Creating a pipeline in ADOC isn't just about moving data - it's about establishing observability. Every step you define here becomes visible, traceable, and debuggable. When something goes wrong (and it will), you'll know exactly where, when, and why.

Real-World Scenario

The Challenge

Your company needs to sync customer data daily from your Athena data lake to Redshift for analytics.

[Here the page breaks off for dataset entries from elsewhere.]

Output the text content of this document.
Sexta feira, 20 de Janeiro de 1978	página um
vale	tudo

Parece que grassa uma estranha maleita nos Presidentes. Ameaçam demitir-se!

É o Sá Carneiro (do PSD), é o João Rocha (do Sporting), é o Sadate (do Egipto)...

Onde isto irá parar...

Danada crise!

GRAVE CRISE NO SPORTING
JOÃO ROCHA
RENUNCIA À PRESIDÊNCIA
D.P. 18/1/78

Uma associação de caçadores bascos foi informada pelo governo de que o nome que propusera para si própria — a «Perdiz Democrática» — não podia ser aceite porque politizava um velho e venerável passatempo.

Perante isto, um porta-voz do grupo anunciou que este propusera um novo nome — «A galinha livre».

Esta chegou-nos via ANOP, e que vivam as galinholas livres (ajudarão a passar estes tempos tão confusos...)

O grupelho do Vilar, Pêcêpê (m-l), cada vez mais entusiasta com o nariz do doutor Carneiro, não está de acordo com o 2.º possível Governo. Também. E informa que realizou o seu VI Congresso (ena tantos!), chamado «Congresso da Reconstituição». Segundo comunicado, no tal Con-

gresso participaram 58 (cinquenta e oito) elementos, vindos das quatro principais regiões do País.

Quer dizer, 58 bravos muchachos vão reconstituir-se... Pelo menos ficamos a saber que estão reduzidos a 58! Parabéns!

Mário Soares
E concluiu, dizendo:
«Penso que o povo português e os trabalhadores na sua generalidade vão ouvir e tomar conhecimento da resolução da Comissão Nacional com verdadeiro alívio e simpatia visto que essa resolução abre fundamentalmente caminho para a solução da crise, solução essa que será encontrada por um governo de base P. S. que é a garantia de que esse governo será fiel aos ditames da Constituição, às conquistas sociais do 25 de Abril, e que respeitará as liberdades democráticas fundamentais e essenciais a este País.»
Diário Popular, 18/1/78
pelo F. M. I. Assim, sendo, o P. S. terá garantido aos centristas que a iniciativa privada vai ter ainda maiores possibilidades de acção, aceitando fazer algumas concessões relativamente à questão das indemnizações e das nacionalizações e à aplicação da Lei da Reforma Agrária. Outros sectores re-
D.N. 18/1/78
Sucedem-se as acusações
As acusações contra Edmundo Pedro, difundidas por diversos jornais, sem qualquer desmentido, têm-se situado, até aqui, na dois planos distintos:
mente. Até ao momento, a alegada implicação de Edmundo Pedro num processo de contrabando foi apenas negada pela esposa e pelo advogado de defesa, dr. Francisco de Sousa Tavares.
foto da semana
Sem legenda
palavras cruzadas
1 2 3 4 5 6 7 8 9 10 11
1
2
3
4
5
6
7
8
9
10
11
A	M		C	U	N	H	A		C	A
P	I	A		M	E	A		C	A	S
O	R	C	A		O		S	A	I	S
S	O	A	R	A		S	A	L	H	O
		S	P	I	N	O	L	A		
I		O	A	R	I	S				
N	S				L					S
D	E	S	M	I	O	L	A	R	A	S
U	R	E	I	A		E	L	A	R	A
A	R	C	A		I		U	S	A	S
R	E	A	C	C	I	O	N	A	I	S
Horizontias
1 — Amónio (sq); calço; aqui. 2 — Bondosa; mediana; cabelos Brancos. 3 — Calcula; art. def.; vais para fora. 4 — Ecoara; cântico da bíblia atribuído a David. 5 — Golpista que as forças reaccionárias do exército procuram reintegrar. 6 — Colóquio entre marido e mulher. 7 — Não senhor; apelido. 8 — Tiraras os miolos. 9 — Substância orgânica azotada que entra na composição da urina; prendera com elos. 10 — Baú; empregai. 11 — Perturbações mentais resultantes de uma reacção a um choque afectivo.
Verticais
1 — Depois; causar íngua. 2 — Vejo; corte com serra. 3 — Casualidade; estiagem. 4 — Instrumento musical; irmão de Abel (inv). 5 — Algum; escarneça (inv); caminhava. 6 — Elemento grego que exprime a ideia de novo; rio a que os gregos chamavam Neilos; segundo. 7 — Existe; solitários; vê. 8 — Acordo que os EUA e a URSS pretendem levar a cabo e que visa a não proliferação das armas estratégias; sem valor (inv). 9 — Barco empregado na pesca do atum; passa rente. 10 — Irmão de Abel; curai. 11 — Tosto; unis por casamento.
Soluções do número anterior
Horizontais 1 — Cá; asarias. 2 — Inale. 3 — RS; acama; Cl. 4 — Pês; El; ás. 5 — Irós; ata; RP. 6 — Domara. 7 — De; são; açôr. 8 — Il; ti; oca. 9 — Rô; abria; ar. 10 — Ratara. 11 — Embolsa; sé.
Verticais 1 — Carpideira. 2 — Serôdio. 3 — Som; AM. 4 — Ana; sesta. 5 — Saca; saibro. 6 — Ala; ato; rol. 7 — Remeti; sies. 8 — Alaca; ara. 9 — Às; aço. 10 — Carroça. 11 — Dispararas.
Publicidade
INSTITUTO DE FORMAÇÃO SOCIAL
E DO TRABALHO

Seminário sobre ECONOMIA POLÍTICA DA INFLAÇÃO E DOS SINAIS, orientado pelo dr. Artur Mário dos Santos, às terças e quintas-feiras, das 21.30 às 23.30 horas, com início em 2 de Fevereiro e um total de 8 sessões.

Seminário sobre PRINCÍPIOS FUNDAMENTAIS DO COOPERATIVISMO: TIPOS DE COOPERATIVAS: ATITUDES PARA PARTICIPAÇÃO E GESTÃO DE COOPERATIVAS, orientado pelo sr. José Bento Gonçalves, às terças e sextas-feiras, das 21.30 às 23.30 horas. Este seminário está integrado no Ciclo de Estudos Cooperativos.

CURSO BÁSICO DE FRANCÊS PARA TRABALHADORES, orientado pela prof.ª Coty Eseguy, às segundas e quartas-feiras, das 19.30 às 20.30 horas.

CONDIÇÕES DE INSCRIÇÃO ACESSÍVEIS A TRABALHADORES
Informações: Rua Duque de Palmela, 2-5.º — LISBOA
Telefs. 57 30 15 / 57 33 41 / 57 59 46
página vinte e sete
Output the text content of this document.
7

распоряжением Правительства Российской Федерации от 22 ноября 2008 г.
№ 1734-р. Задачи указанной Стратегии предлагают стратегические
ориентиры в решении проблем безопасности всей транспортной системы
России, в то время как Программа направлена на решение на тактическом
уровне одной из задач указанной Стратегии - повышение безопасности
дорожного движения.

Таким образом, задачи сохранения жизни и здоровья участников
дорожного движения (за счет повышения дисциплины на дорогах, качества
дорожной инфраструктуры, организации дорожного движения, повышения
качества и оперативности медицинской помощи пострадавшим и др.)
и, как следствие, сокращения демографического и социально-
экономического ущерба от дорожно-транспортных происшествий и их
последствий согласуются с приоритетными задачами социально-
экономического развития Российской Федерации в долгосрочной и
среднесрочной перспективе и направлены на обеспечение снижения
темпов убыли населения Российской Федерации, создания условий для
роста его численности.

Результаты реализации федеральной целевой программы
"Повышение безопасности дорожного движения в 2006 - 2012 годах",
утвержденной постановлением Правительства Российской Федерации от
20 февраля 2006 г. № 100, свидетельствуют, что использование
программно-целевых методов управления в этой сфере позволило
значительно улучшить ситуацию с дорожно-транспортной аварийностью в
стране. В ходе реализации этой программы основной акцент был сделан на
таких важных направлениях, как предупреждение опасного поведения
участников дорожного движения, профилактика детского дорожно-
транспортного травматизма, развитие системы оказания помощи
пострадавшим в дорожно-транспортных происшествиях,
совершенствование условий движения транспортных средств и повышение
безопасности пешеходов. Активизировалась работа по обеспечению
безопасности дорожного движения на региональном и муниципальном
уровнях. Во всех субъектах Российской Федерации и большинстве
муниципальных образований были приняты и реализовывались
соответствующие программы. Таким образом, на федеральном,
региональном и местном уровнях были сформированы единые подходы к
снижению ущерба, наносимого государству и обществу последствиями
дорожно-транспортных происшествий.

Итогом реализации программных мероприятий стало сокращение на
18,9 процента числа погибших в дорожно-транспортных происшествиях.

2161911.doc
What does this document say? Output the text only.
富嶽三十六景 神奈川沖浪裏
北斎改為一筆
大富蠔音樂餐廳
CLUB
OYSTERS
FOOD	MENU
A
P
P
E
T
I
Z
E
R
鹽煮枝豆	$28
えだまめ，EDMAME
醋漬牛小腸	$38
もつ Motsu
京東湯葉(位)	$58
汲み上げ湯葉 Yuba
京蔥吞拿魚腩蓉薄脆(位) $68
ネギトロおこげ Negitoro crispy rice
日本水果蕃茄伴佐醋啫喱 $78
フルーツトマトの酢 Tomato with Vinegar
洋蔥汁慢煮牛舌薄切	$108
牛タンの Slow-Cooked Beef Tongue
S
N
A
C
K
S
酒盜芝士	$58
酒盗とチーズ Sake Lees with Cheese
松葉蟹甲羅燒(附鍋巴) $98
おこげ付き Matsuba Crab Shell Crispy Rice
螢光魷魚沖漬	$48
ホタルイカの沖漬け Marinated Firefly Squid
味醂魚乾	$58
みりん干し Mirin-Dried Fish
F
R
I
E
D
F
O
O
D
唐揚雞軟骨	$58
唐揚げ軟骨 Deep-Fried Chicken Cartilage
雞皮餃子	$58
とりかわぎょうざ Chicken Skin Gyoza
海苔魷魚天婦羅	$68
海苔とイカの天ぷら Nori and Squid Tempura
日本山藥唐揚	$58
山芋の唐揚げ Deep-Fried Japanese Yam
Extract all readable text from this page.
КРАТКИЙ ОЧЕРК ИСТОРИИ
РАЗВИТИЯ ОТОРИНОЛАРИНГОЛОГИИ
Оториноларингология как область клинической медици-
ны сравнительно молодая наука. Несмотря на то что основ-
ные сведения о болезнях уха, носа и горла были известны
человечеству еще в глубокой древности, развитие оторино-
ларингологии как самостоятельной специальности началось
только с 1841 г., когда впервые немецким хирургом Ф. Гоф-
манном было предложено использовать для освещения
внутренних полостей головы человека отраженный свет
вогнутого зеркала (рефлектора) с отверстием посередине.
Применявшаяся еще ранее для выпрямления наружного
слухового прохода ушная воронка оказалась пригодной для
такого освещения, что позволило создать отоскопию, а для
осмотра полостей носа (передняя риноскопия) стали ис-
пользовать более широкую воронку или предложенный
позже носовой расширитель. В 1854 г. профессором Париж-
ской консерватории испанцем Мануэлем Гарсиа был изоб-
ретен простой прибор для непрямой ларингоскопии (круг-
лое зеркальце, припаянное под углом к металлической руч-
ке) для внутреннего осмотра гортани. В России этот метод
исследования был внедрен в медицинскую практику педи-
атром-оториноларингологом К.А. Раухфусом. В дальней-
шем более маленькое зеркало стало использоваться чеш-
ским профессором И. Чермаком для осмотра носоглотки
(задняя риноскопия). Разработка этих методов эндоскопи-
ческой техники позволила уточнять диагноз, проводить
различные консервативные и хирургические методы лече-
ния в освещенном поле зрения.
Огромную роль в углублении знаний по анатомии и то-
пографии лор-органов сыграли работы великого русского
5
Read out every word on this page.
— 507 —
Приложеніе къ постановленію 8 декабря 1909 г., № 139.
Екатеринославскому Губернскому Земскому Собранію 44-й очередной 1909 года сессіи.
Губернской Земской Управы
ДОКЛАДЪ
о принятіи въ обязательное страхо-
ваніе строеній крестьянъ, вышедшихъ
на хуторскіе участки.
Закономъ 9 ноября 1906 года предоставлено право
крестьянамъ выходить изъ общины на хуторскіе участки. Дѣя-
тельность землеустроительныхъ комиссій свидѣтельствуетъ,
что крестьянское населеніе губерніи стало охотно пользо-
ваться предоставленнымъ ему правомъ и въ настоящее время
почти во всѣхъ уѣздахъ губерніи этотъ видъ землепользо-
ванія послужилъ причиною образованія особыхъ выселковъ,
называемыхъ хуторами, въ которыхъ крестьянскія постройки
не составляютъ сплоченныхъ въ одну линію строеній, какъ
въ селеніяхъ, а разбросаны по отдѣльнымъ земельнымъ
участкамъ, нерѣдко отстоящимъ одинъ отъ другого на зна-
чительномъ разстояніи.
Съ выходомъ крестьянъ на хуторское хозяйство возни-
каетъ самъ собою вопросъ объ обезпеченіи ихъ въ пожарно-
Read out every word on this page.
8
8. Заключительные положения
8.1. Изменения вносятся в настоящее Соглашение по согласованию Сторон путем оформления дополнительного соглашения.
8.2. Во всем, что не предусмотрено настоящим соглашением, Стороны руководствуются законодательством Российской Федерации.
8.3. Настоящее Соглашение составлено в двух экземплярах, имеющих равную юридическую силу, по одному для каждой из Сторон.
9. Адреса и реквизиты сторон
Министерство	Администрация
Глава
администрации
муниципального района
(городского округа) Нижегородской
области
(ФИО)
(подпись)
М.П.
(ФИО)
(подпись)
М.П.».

The business team needs:

Fresh data every morning by 8 AM
Quality checks to catch issues early
Clear visibility when something breaks
Ability to trace data lineage

The Solution

Build a fully observable pipeline with three jobs:

Extract: Pull customer data from Athena
Transform: Clean and validate the data
Load: Write to Redshift for analytics

Each step will be tracked with spans and events, giving you complete visibility into execution.

What You'll Build

Prerequisites

API Credentials: accessKey and secretKey
Data Source UID: Your Athena table identifier (e.g., AwsDataCatalog.production.customers)
Data Destination UID: Your Redshift table identifier (e.g., warehouse.public.customers)
Understanding: Basic ETL concepts

Tip

The Complete Workflow

We'll execute 8 steps using 6 APIs:

Design your pipeline (planning)
Create the pipeline structure
Create a pipeline run
Define job nodes (3 jobs)
Create spans for tracking (4 spans)
Start execution
Record events as work progresses
Mark completion

Step 1: Design Your Pipeline

Before touching any APIs, map out your pipeline on paper.

Questions to Answer

What data are you moving?
- Source: Athena table AwsDataCatalog.production.customers
- Destination: Redshift table warehouse.public.customers
What transformations are needed?
- Remove duplicate customer IDs
- Validate email formats
- Calculate customer lifetime value
What are the dependencies?
- Extract must complete before Transform
- Transform must complete before Load
Who owns this?
- Team: data-engineering
- Owner: data-team@company.com
- On-call: #data-alerts Slack channel

Pipeline Design

Checkpoint: You should have job names, UIDs, and data sources documented.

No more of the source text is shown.